Only this time, smokers against the ordinance presented their side.
During the audience comments portion Wednesday's meeting, a few individuals opposed to even putting the proposed ordinance up for a vote, let their opinions known.
Jason Rushleau said the entire situation is a matter of choice.
"Employment does come with its risks, whether it be law enforcement or serving food in a restaurant," he said. "Some people, like myself, enjoy the privilege of smoking at work, and I have a problem with trying to take away certain risks. Children take risks all the time, one of which is riding a bike."
Walter Young, who has been at recent meetings to speak out against a smoking ban, added, "There are a lot of smokers who put money into the city. Do we really want to bite the hand that feeds us?"
Brazil Times' General Manager Lynne Llewellyn, who said she was at the meeting as a resident and representing some local business and private club owners, told the council the decision to be smoke-free or not should be left to the owners of the establishments themselves.
"We are here tonight asking that the council does not put this ordinance up for a vote," she said. "Some businesses have already decided to be smoke-free, and that is their prerogative, but there are only a few places left in town where you can smoke and we all feel it should be up to the businesses to make that determination."

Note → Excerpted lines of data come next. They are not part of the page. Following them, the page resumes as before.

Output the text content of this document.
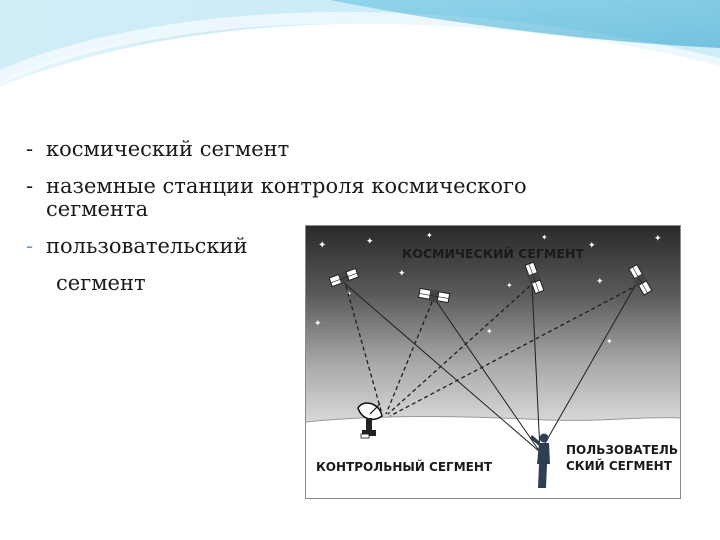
Состав системы:
- космический сегмент
- наземные станции контроля космического
сегмента
- пользовательский
сегмент
✦	✦
✦	✦
✦
✦
✦
✦	✦
✦
✦
✦
✦
КОСМИЧЕСКИЙ СЕГМЕНТ
КОНТРОЛЬНЫЙ СЕГМЕНТ
ПОЛЬЗОВАТЕЛЬ
СКИЙ СЕГМЕНТ
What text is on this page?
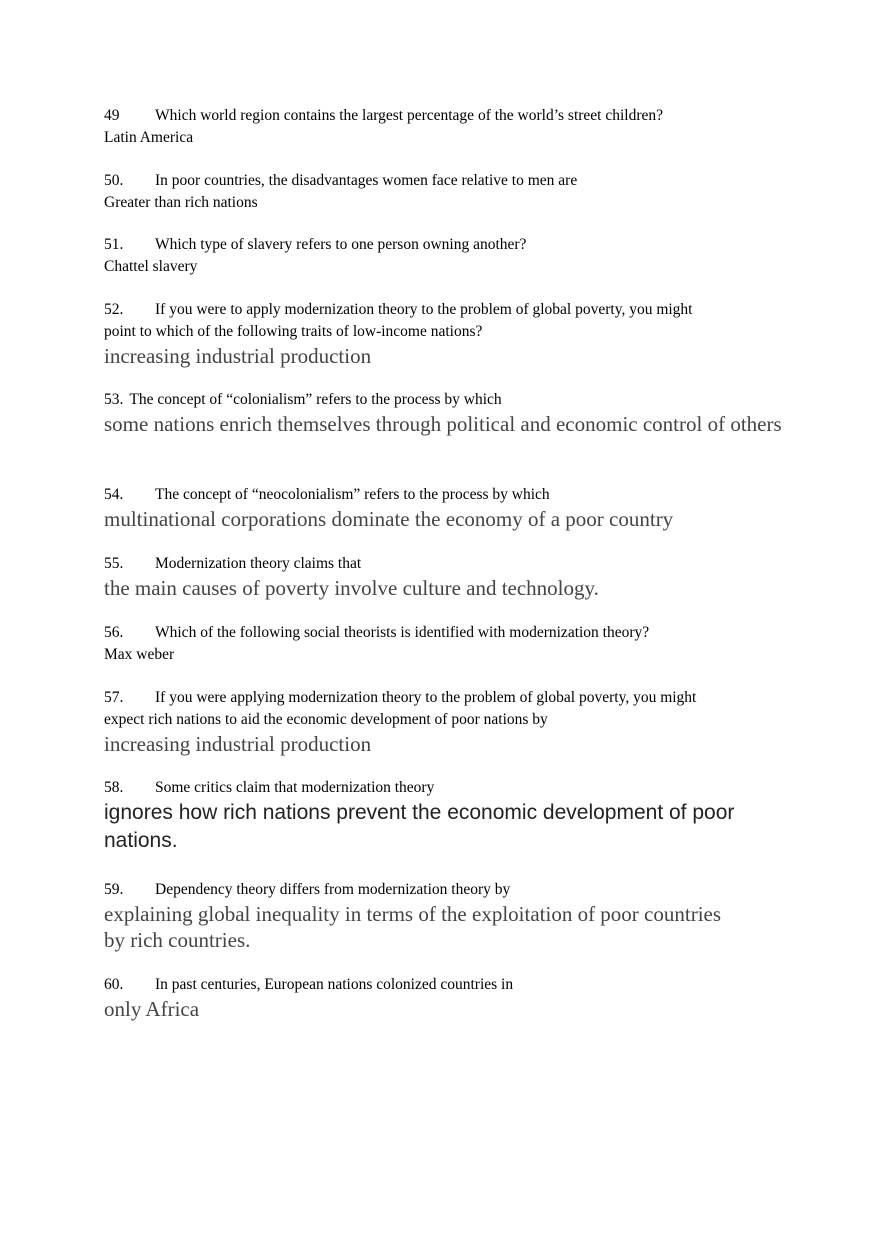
49 Which world region contains the largest percentage of the world’s street children?
Latin America
50. In poor countries, the disadvantages women face relative to men are
Greater than rich nations
51. Which type of slavery refers to one person owning another?
Chattel slavery
52. If you were to apply modernization theory to the problem of global poverty, you might
point to which of the following traits of low-income nations?
increasing industrial production
53. The concept of “colonialism” refers to the process by which
some nations enrich themselves through political and economic control of others
54. The concept of “neocolonialism” refers to the process by which
multinational corporations dominate the economy of a poor country
55. Modernization theory claims that
the main causes of poverty involve culture and technology.
56. Which of the following social theorists is identified with modernization theory?
Max weber
57. If you were applying modernization theory to the problem of global poverty, you might
expect rich nations to aid the economic development of poor nations by
increasing industrial production
58. Some critics claim that modernization theory
ignores how rich nations prevent the economic development of poor nations.
59. Dependency theory differs from modernization theory by
explaining global inequality in terms of the exploitation of poor countries by rich countries.
60. In past centuries, European nations colonized countries in
only Africa
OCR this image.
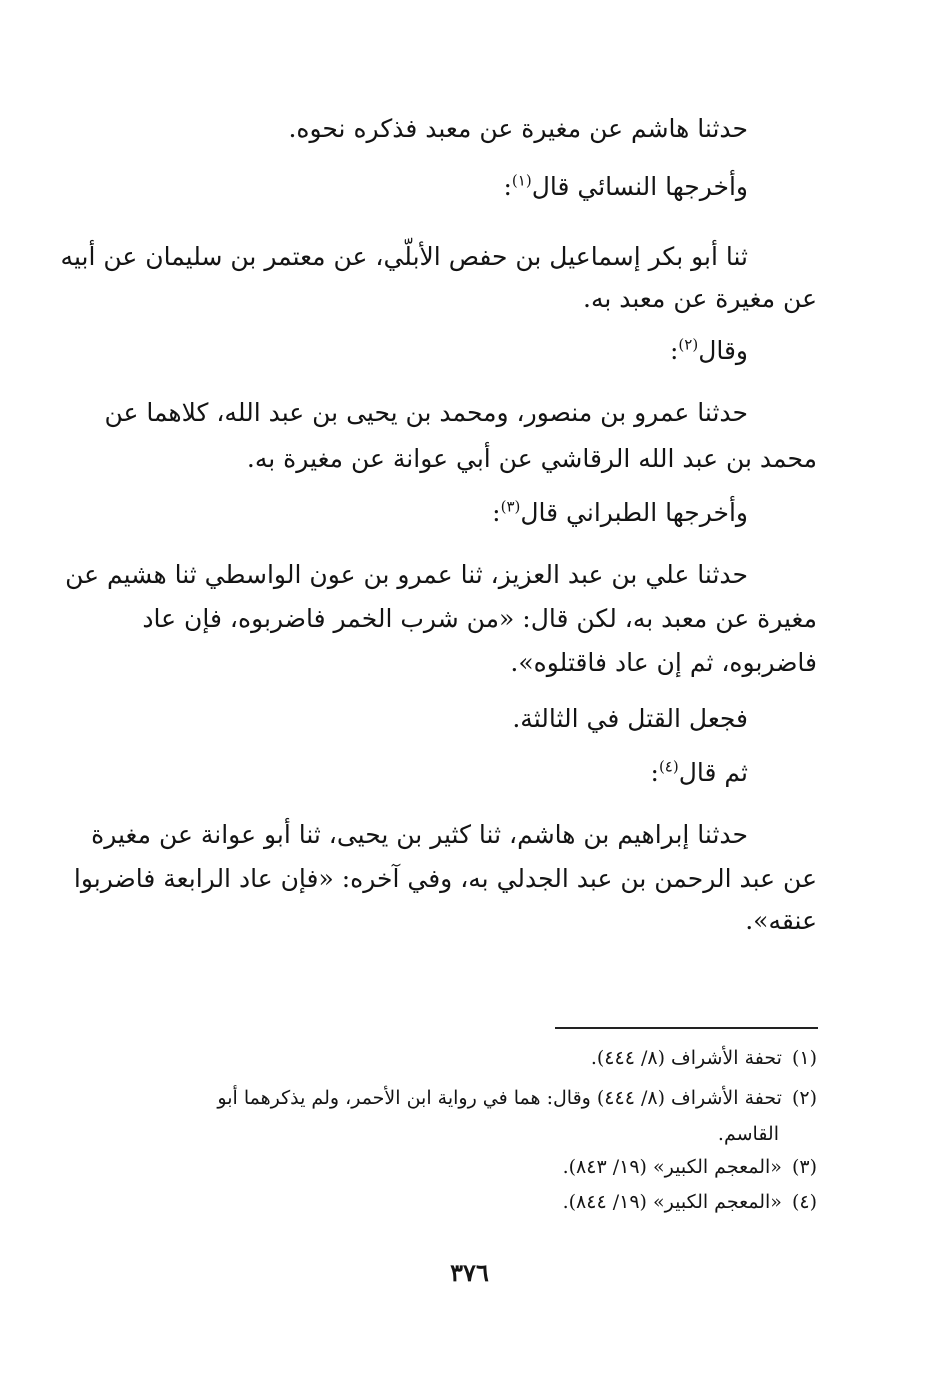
حدثنا هاشم عن مغيرة عن معبد فذكره نحوه.
وأخرجها النسائي قال$^{(١)}$:
ثنا أبو بكر إسماعيل بن حفص الأبلّي، عن معتمر بن سليمان عن أبيه
عن مغيرة عن معبد به.
وقال$^{(٢)}$:
حدثنا عمرو بن منصور، ومحمد بن يحيى بن عبد الله، كلاهما عن
محمد بن عبد الله الرقاشي عن أبي عوانة عن مغيرة به.
وأخرجها الطبراني قال$^{(٣)}$:
حدثنا علي بن عبد العزيز، ثنا عمرو بن عون الواسطي ثنا هشيم عن
مغيرة عن معبد به، لكن قال: «من شرب الخمر فاضربوه، فإن عاد
فاضربوه، ثم إن عاد فاقتلوه».
فجعل القتل في الثالثة.
ثم قال$^{(٤)}$:
حدثنا إبراهيم بن هاشم، ثنا كثير بن يحيى، ثنا أبو عوانة عن مغيرة
عن عبد الرحمن بن عبد الجدلي به، وفي آخره: «فإن عاد الرابعة فاضربوا
عنقه».
(١)تحفة الأشراف (٨/ ٤٤٤).
(٢)تحفة الأشراف (٨/ ٤٤٤) وقال: هما في رواية ابن الأحمر، ولم يذكرهما أبو
القاسم.
(٣)«المعجم الكبير» (١٩/ ٨٤٣).
(٤)«المعجم الكبير» (١٩/ ٨٤٤).
٣٧٦
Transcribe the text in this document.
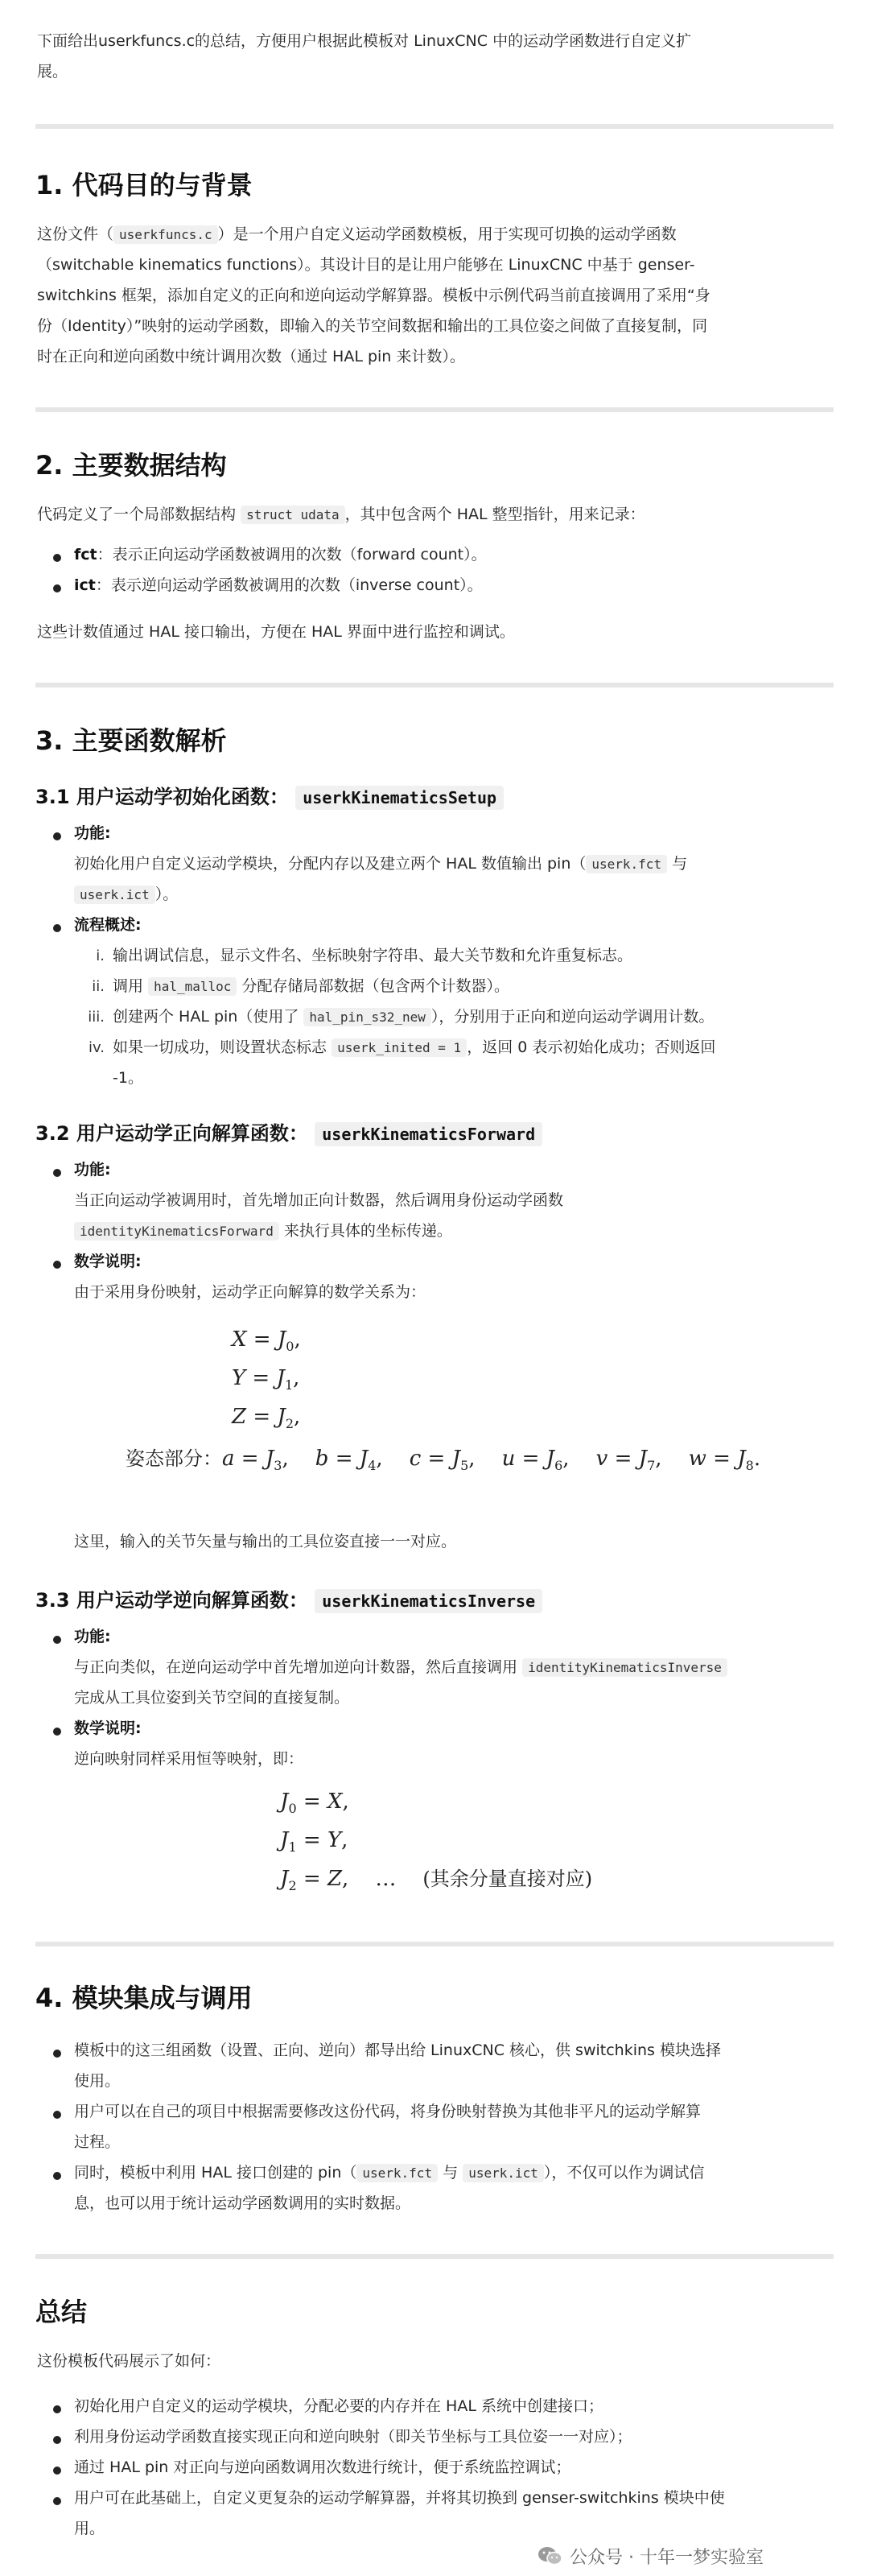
下面给出userkfuncs.c的总结，方便用户根据此模板对 LinuxCNC 中的运动学函数进行自定义扩
展。
1. 代码目的与背景
这份文件（ userkfuncs.c ）是一个用户自定义运动学函数模板，用于实现可切换的运动学函数
（switchable kinematics functions）。其设计目的是让用户能够在 LinuxCNC 中基于 genser-
switchkins 框架，添加自定义的正向和逆向运动学解算器。模板中示例代码当前直接调用了采用“身
份（Identity）”映射的运动学函数，即输入的关节空间数据和输出的工具位姿之间做了直接复制，同
时在正向和逆向函数中统计调用次数（通过 HAL pin 来计数）。
2. 主要数据结构
代码定义了一个局部数据结构 struct udata ，其中包含两个 HAL 整型指针，用来记录：
fct：表示正向运动学函数被调用的次数（forward count）。
ict：表示逆向运动学函数被调用的次数（inverse count）。
这些计数值通过 HAL 接口输出，方便在 HAL 界面中进行监控和调试。
3. 主要函数解析
3.1 用户运动学初始化函数： userkKinematicsSetup
功能:
初始化用户自定义运动学模块，分配内存以及建立两个 HAL 数值输出 pin（ userk.fct 与
userk.ict ）。
流程概述:
i. 输出调试信息，显示文件名、坐标映射字符串、最大关节数和允许重复标志。
ii. 调用 hal_malloc 分配存储局部数据（包含两个计数器）。
iii. 创建两个 HAL pin（使用了 hal_pin_s32_new ），分别用于正向和逆向运动学调用计数。
iv. 如果一切成功，则设置状态标志 userk_inited = 1 ，返回 0 表示初始化成功；否则返回
-1。
3.2 用户运动学正向解算函数： userkKinematicsForward
功能:
当正向运动学被调用时，首先增加正向计数器，然后调用身份运动学函数
identityKinematicsForward 来执行具体的坐标传递。
数学说明:
由于采用身份映射，运动学正向解算的数学关系为：
$X = J_0$,
$Y = J_1$,
$Z = J_2$,
姿态部分：$a = J_3$,    $b = J_4$,    $c = J_5$,    $u = J_6$,    $v = J_7$,    $w = J_8$.
这里，输入的关节矢量与输出的工具位姿直接一一对应。
3.3 用户运动学逆向解算函数： userkKinematicsInverse
功能:
与正向类似，在逆向运动学中首先增加逆向计数器，然后直接调用 identityKinematicsInverse
完成从工具位姿到关节空间的直接复制。
数学说明:
逆向映射同样采用恒等映射，即：
$J_0 = X$,
$J_1 = Y$,
$J_2 = Z$,    …    (其余分量直接对应)
4. 模块集成与调用
模板中的这三组函数（设置、正向、逆向）都导出给 LinuxCNC 核心，供 switchkins 模块选择
使用。
用户可以在自己的项目中根据需要修改这份代码，将身份映射替换为其他非平凡的运动学解算
过程。
同时，模板中利用 HAL 接口创建的 pin（ userk.fct 与 userk.ict ），不仅可以作为调试信
息，也可以用于统计运动学函数调用的实时数据。
总结
这份模板代码展示了如何：
初始化用户自定义的运动学模块，分配必要的内存并在 HAL 系统中创建接口；
利用身份运动学函数直接实现正向和逆向映射（即关节坐标与工具位姿一一对应）；
通过 HAL pin 对正向与逆向函数调用次数进行统计，便于系统监控调试；
用户可在此基础上，自定义更复杂的运动学解算器，并将其切换到 genser-switchkins 模块中使
用。
公众号 · 十年一梦实验室
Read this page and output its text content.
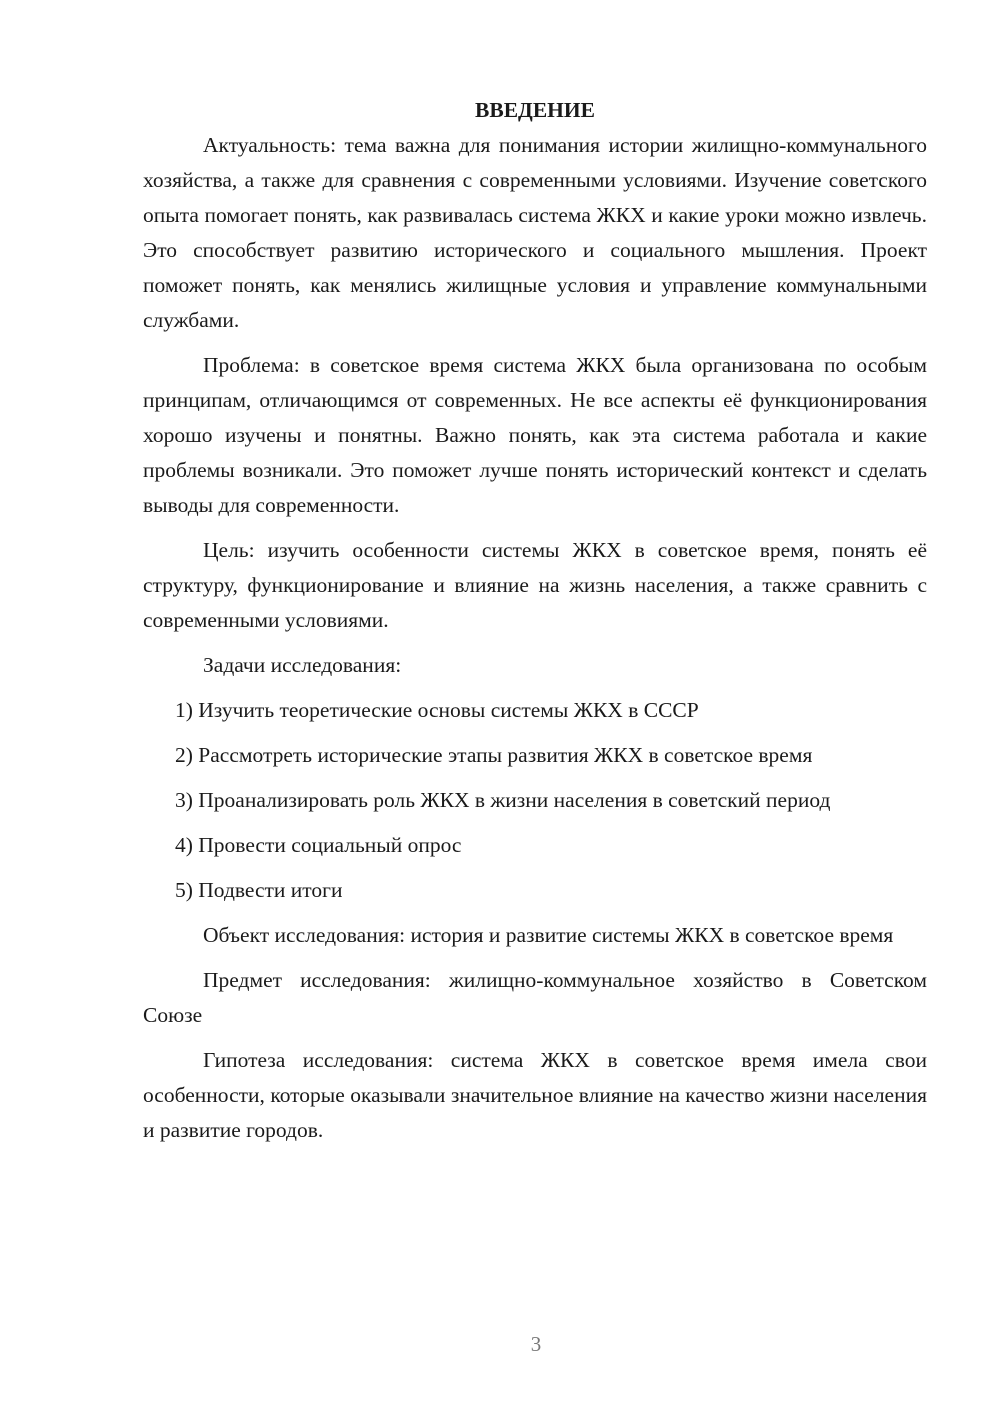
ВВЕДЕНИЕ

Актуальность: тема важна для понимания истории жилищно-коммунального хозяйства, а также для сравнения с современными условиями. Изучение советского опыта помогает понять, как развивалась система ЖКХ и какие уроки можно извлечь. Это способствует развитию исторического и социального мышления. Проект поможет понять, как менялись жилищные условия и управление коммунальными службами.

Проблема: в советское время система ЖКХ была организована по особым принципам, отличающимся от современных. Не все аспекты её функционирования хорошо изучены и понятны. Важно понять, как эта система работала и какие проблемы возникали. Это поможет лучше понять исторический контекст и сделать выводы для современности.

Цель: изучить особенности системы ЖКХ в советское время, понять её структуру, функционирование и влияние на жизнь населения, а также сравнить с современными условиями.

Задачи исследования:

1) Изучить теоретические основы системы ЖКХ в СССР

2) Рассмотреть исторические этапы развития ЖКХ в советское время

3) Проанализировать роль ЖКХ в жизни населения в советский период

4) Провести социальный опрос

5) Подвести итоги

Объект исследования: история и развитие системы ЖКХ в советское время

Предмет исследования: жилищно-коммунальное хозяйство в Советском Союзе

Гипотеза исследования: система ЖКХ в советское время имела свои особенности, которые оказывали значительное влияние на качество жизни населения и развитие городов.

3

Jack's Fine Foods Owner Chris Styleburg agreed with Llewellyn's thoughts.
"No one else is paying my mortgage, so no one else should tell me how to handle my business," he said.
Llewellyn added private clubs, like the Eagles and Elks Lodge, should have the right to use their own judgment.
"Private clubs are private, and they should be able to make their own set of rules for their members," she said. "As far as employees go, most of them know beforehand that the establishments allow smoking."
She also alluded to the idea that locally owned businesses would be the most affected by a ban.
"Places like Sunrise (Family Restaurant) have a lot of their business coming from smokers, and I think that is the best example of a business which would lose if a ban were enacted," Llewellyn told the council.
Upon being asked about the timetable in which the council could take action on this matter, Glover responded, "With this being an ordinance, it is a long process which requires a public hearing and possibly a couple of readings before it could be passed."
Other council members added that an official ordinance has not yet been drawn up, and they are in the process of contacting their constituents about their opinions on the matter.
The next meeting of the Common Council of the City of Brazil will be 7 p.m., Wednesday, March 9, in the Council Chambers at City Hall.